Сентиментальное путешествие по Франции и Италии, стр. 25

ОТРЫВОК

ПАРИЖ

Ла Флер оставил мне одну вещь, которая развлекла меня в тот день больше, чем я ожидал и чем могло прийти в голову ему или мне.

Он принес мне небольшой кусок масла на листке смородины; и так как утро было теплое, то он выпросил лист макулатуры и положил его между листком смородины и своей ладонью. — Бумага эта вполне могла служить тарелкой, и потому я велел поставить масло на стол в том виде, как он его принес; приняв решение провести весь день дома, я приказал ему сходить к traiteur'y [105] и заказать для меня обед, объявив, что завтракать я буду один.

Съев масло, я выбросил листок смородины за окно и собирался поступить таким же образом с листом макулатуры — но остановился, пожелав сначала прочитать строчку написанного на ней, от первой строчки меня потянуло к другой и к третьей — я рассудил, что лист этот достоин лучшей участи, закрыл окно, придвинул стул к бумаге и сел читать.
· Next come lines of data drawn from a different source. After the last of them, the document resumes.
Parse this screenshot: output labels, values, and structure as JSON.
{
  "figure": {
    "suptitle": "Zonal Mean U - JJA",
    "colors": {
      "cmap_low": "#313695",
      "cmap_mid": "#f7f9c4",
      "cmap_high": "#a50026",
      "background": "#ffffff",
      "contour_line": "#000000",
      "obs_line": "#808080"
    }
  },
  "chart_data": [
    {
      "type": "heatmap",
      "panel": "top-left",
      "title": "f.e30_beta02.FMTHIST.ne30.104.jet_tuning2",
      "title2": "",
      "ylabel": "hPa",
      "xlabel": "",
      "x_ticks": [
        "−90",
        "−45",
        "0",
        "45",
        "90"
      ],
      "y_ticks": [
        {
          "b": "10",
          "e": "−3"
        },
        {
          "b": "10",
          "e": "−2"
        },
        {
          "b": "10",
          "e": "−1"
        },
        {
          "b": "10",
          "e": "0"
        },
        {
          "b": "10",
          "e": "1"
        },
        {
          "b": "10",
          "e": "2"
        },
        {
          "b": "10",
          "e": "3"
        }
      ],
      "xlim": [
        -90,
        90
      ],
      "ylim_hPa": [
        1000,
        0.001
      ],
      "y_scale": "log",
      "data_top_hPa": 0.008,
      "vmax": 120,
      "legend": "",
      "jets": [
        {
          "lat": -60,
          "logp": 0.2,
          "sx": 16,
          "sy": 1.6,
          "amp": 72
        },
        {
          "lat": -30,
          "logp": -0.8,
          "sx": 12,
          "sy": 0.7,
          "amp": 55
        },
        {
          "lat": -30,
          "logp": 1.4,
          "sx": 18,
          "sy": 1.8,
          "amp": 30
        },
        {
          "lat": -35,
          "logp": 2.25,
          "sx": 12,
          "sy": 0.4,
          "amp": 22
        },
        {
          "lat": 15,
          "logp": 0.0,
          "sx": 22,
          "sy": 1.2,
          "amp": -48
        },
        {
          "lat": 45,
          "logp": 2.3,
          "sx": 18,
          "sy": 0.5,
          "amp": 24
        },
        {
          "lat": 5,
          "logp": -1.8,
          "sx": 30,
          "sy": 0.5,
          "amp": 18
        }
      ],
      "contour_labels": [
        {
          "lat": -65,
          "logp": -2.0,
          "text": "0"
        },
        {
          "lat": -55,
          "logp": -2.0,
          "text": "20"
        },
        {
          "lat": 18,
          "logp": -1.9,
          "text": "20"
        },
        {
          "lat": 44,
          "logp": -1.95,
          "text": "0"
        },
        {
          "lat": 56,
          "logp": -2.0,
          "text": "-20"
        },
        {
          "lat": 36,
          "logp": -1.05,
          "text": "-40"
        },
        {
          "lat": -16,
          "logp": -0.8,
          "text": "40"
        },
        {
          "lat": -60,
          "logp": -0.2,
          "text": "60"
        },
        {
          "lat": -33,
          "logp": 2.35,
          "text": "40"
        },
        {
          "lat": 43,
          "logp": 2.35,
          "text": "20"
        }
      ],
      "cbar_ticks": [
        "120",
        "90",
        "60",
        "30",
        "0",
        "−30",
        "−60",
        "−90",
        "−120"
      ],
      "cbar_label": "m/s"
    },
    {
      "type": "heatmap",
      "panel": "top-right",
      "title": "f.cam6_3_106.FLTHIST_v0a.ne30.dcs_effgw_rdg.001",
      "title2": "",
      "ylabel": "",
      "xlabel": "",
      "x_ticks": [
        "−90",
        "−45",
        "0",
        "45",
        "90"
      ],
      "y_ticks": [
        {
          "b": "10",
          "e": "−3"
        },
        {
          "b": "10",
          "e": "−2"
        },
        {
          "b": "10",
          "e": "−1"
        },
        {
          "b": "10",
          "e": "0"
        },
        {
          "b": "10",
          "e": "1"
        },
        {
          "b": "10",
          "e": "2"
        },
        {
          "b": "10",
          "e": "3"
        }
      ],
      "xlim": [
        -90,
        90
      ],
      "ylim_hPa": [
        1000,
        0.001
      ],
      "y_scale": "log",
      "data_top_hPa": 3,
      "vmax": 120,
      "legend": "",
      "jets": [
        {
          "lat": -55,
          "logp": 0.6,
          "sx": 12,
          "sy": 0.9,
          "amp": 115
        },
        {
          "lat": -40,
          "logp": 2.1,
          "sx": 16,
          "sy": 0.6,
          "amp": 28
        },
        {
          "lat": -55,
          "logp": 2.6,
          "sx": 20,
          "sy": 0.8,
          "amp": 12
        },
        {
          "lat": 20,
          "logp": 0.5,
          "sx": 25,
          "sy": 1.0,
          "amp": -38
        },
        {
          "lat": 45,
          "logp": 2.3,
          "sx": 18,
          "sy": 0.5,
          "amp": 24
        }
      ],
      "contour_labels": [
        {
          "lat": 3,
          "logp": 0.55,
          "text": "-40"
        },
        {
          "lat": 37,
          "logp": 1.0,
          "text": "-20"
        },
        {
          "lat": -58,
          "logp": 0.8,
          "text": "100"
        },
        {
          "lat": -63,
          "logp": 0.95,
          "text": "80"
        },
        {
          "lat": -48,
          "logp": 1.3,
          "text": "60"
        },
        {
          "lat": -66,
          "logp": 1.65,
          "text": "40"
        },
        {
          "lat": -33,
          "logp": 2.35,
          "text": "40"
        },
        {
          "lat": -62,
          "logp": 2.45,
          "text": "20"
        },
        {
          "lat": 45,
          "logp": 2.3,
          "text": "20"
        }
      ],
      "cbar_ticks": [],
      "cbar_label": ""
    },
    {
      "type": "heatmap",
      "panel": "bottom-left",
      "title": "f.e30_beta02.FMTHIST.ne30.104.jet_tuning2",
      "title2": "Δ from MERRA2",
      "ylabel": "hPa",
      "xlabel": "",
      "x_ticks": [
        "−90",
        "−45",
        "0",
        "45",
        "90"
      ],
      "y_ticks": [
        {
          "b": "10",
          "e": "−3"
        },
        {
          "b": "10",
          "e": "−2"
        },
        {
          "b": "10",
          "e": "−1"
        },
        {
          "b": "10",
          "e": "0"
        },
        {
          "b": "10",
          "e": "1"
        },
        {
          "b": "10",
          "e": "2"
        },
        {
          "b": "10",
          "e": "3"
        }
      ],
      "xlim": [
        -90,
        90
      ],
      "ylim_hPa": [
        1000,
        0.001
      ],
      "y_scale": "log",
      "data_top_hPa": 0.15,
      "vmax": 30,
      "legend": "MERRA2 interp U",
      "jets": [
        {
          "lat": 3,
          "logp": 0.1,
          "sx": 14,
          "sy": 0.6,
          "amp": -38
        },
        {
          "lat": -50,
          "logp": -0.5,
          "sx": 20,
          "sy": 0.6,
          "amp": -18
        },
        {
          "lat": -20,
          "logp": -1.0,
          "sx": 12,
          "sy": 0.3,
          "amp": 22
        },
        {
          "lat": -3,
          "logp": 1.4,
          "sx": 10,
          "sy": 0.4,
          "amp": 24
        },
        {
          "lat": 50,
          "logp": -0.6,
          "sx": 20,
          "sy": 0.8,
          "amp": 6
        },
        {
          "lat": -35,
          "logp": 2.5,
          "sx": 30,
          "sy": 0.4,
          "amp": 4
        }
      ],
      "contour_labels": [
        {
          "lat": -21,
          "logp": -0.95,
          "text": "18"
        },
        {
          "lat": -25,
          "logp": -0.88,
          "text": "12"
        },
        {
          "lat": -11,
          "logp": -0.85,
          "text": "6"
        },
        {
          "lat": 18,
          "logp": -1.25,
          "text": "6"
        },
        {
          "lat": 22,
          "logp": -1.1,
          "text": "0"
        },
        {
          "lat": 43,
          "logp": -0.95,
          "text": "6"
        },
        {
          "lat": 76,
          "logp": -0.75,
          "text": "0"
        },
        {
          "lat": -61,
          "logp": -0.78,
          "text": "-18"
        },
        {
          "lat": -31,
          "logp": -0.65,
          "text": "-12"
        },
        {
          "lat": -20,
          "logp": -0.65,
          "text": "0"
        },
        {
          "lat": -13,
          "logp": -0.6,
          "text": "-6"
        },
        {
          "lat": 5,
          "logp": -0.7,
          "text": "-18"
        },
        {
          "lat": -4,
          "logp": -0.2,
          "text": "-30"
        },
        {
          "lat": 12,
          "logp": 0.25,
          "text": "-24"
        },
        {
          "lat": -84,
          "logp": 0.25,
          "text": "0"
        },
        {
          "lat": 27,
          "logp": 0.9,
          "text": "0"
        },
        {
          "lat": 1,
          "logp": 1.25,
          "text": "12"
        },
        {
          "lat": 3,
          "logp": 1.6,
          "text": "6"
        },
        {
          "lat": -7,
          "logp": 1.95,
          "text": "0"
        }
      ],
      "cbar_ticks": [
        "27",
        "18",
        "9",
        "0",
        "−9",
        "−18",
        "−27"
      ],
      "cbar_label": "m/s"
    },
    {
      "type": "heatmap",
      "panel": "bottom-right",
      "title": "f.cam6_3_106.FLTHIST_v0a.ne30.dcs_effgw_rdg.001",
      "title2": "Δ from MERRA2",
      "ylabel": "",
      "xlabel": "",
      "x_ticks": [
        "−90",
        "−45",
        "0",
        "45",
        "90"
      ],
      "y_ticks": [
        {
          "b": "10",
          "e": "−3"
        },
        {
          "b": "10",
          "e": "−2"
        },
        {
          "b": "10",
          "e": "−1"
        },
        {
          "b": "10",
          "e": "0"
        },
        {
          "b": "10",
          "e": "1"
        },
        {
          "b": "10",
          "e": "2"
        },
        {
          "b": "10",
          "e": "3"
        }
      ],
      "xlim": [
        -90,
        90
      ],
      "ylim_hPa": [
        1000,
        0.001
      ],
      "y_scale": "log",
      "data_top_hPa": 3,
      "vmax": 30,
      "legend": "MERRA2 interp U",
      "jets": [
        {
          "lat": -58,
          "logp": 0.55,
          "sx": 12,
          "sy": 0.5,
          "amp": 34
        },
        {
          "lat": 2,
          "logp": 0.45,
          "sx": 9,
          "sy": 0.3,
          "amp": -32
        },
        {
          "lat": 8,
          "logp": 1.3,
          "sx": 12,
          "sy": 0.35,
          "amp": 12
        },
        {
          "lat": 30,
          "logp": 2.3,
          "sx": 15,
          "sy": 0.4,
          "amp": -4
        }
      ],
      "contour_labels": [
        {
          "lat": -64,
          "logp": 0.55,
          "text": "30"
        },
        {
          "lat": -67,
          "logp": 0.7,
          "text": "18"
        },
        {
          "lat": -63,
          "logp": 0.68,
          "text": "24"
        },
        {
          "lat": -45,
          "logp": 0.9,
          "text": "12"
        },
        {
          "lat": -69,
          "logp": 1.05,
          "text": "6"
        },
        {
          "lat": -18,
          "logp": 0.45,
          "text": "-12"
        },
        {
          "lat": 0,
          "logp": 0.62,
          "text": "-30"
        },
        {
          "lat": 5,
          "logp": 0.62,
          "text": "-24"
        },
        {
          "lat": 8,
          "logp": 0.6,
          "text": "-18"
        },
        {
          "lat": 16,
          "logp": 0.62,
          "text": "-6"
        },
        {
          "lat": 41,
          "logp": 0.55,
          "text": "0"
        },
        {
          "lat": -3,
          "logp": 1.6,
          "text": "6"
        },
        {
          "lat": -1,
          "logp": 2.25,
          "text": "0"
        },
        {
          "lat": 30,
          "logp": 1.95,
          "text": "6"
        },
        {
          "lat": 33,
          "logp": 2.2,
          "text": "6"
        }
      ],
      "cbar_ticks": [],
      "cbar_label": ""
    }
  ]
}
Текст был на старофранцузском языке времен Рабле и, насколько я понимаю, мог быть написан им самим — вдобавок готические буквы от сырости и давности настолько выцвели и стерлись, что мне стоило огромного труда разобрать хоть что-нибудь. — Я бросил бумагу и написал письмо Евгению — потом взял ее опять и снова принялся истощать над ней свое терпение — а потом, чтобы дать ему отдых, написал письмо Элизе. — Бумага по-прежнему занимала меня, и трудность разобрать текст только увеличивала желание это сделать.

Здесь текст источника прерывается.